Tobey Maguire and Kirsten Dunst in Spider-Man 2

"don't you miss being a kid." a friend said this to me. it was a rhetorical question but i had to answer, "no."

i have nostalgia for my childhood but i love being a grownup. i can eat whipped cream for breakfast. i can stay up all night. i can jump on the bed. i can buy all the candy, comic books, and action figures that i want. just a few weeks ago, my girlfriend and i spent the entire weekend in a living room fort. i can't even remember the last time i was bored but, when i was a kid, i announced it like a foghorn. "i'm bored. i'm bored!" i wailed until a parent arrived to rescue me.

i think a lot of people forget how powerless children are. they depend on grownups for everything: for security, for transportation, for money, for food, for knowledge, for shelter, for permission. not to mention the fact that children are still struggling with problems that adults have mastered. they are traumatized by misunderstandings, name calling, lost toys, lost games, exclusion, relocation, disappointment, the cruelty of other children, and... you remember this, don't you?... their inability to do what they want to do when they want to do it.

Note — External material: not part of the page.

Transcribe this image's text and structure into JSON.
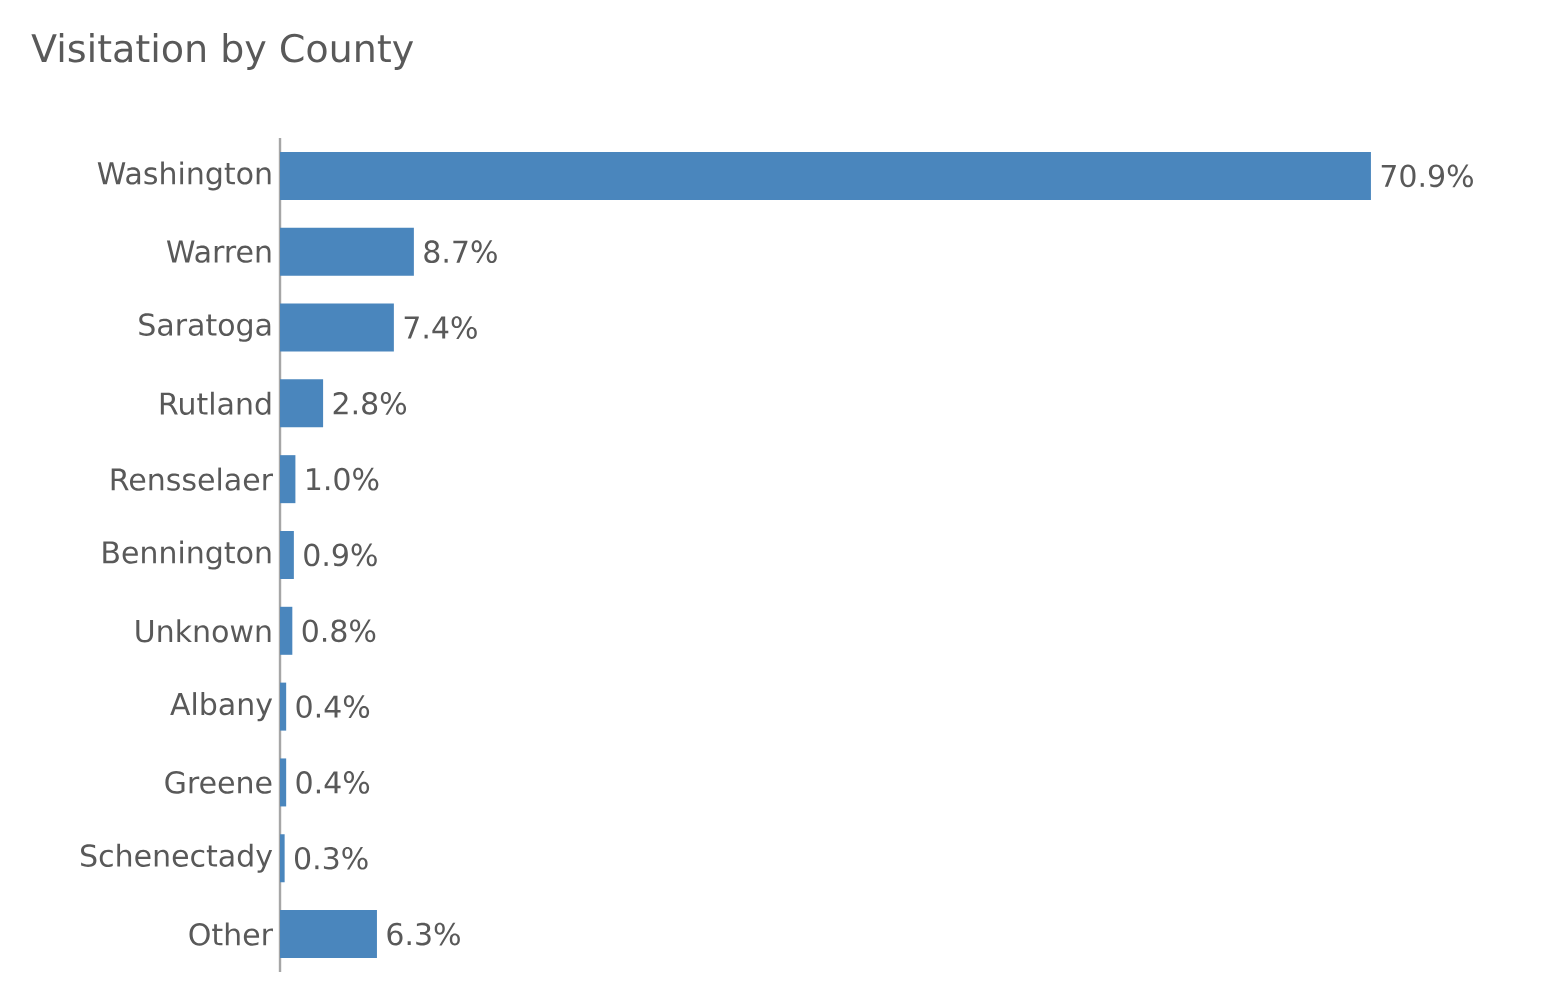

nonetheless, i know a lot of grownups who feel trapped. trapped in cities, trapped in jobs, trapped in relationships. i used to encourage them to move, to quit, to breakup. "it's really easy." it kind of pissed me off when they said, "i can't." "you can," i'd argue, "you just don't want to."

that's what i loved about Spider-Man 2. it's about choice. Peter Parker feels trapped by his decision to become Spider-Man but he realizes after a lot of soul searching that he is free -like all of us- to change his life. the following scenes are joyous. happy music plays. Peter relaxes, enjoys the city, dates Mary Jane, and improves at school. he also witnesses the consequences of his decision. crime increases, people suffer, and he is less capable to help them. he eventually realizes that being Spider-Man is worth the sacrifice.

that's the great lesson of the movie, i think. we are free to do whatever we want with our lives but every choice represents a sacrifice. if you feel sad about your life, if you feel like something is missing, consider the choices you've made. maybe you'll find the courage to make a big change but, more likely, you will realize how much you love the life you have. maybe that lousy job pays for your care free weekends. maybe that jealous girlfriend makes you feel like a million dollars. maybe that unappreciative boyfriend is always there when you need someone most. maybe your home town is where your best friends and family live. and that's why you don't want to leave.